The second company is Athene, the unknown annuities provider that serves retirees via effectively what are products similar to CDs and slightly higher octane products. It was seeded by Apollo, went public in 2016 and was taken private by Apollo in 2022.
Over the course of 2009 to 2022, here is (1) how much money, roughly speaking, each company raised:
Company | Common Equity Raised |
Uber | $39B |
Athene | $4B |
Here is how much money, again roughly speaking, that each company has generated. I’m talking GAAP *net income* – not an adjusted EBITDA figure.
Company | Retained Earnings | Dividends and Stock Repurchases |
Uber | ($30B) | $0 |
Athene | $11B | $2B |
If you wholly owned both companies, you would be looking at a cumulative net income amount on invested capital of:
Uber: 0.23X
Athene: 3.25X
Furthermore, on 2021 numbers, Athene generated north of $2B in earnings. Uber? It lost ~$500M (with the understanding that its earnings are very lumpy, it lost $7B the year prior on write downs and the pandemic).
To conclude, Athene traded at ~5-6x GAAP earnings and has been growing at ~teens growth rates since 2009. It didn’t miss a beat during Covid, in fact it signed a major M&A deal in May of 2020 in the thick of it.
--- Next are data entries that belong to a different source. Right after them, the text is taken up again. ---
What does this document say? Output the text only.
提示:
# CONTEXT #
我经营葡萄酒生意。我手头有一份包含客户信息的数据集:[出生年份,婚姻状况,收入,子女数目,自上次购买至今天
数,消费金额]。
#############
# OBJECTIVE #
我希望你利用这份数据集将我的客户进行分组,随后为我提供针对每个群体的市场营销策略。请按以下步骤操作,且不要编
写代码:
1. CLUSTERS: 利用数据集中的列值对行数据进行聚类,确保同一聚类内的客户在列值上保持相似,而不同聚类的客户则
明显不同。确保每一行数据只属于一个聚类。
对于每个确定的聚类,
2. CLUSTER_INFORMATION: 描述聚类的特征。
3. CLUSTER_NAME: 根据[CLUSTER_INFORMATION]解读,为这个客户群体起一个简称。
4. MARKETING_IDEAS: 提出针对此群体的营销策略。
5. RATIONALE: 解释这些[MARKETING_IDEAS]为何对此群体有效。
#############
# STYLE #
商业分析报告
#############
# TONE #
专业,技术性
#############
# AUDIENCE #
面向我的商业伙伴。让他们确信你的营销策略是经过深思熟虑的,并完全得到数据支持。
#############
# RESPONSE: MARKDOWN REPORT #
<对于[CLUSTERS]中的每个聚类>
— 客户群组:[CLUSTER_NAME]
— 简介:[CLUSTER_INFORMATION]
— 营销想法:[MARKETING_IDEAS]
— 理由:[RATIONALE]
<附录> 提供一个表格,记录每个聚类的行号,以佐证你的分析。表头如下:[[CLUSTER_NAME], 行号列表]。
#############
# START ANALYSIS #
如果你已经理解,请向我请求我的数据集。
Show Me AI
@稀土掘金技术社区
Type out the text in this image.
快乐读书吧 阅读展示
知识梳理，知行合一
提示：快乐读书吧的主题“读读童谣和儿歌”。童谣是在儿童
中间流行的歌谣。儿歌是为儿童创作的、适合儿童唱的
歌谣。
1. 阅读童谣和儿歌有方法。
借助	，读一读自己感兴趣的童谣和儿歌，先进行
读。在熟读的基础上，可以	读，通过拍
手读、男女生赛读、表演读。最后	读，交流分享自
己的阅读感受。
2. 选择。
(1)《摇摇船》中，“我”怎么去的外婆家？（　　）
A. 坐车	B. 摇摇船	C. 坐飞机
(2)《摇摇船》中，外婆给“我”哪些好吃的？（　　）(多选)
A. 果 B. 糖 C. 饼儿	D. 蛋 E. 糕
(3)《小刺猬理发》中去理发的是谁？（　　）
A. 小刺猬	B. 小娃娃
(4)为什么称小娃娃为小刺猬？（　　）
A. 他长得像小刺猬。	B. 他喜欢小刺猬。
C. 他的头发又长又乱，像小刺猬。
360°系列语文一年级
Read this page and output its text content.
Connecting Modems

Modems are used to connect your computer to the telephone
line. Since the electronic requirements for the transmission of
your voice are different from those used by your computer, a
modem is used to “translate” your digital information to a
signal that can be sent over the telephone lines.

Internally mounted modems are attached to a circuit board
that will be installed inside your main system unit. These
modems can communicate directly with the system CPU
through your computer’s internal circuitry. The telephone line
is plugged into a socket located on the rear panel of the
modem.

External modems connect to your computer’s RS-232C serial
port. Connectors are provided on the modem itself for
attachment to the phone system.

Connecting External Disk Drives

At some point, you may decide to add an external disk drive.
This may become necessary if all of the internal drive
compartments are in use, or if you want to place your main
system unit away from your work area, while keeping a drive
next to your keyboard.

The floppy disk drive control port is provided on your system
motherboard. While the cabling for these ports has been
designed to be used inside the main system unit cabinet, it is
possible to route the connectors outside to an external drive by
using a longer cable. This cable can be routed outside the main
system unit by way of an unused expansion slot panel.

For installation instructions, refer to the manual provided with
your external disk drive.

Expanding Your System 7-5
Sexy companies draw a large supply of buyers that start to wash over the context of the company’s absolute success. While some of these companies that lose a huge amount of money ultimately end up being the proverbial “Amazon” – many do not. As an investor, one has to examine what they believe they know that the the entire market doesn’t.
But perhaps to make life easier and increase the odds of success, one just has to find pockets where few even care to play…
Disclosure: We own shares of Apollo (which owns Athene), this is not investment advice. Do your own work.